A desolação toma conta das últimas páginas do livro. Desolados, assistimos ao conturbado e triste velório de Nina. Mas a tristeza que toma conta da narrativa não é a que frequenta as famílias enlutadas. Não é só essa, pelo menos. É a tristeza de uma desorientação profunda que toma de assalto todos os personagens. Se cada família infeliz é infeliz à sua própria maneira, é preciso convir: que maneira mais horrenda, essa, de buscar a infelicidade! Eis um quadro dantesco, pintado com mãos de artista por Lúcio Cardoso: a casa devassada pela massa curiosa dos vizinhos, o barão finalmente por ali, num canto, o cadáver fétido sobre a mesa, as roupas da falecida derramadas sobre o chão e dois irmãos que se atracam na frente de todos — não para um abraço de consolação, mas para dar violenta vazão à raiva guardada na garganta há muitas décadas.

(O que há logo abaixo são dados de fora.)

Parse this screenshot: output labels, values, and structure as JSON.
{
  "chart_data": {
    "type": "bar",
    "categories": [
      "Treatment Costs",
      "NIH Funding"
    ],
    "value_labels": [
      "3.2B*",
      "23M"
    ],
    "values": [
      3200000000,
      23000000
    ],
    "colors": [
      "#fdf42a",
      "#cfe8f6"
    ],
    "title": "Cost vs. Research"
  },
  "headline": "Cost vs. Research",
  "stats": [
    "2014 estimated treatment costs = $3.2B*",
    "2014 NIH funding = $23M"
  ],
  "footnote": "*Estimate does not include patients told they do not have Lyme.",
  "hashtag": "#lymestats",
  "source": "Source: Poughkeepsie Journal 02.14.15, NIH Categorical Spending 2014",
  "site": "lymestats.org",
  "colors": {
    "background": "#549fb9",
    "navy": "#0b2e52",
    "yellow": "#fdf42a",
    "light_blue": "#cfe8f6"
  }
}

Ao fim e ao cabo, o desfecho do livro, trágico como cada uma de suas linhas, evoca a última frase de Cem Anos de Solidão, de Gabriel García Márquez (lançado oito anos depois): “as estirpes condenadas a cem anos de solidão não tinham uma segunda oportunidade sobre a terra”. Os Meneses não terão uma segunda oportunidade. André, a promessa de continuidade, não estava verdadeiramente enraizado na carne dos Meneses. Nem na carne e nem no Espírito. Era — é o que descobrimos — o resultado do estranho e surdo encontro, num canto tenso daquela chácara amaldiçoada, entre a mais murcha das flores e a mais breve das estrelas cadentes.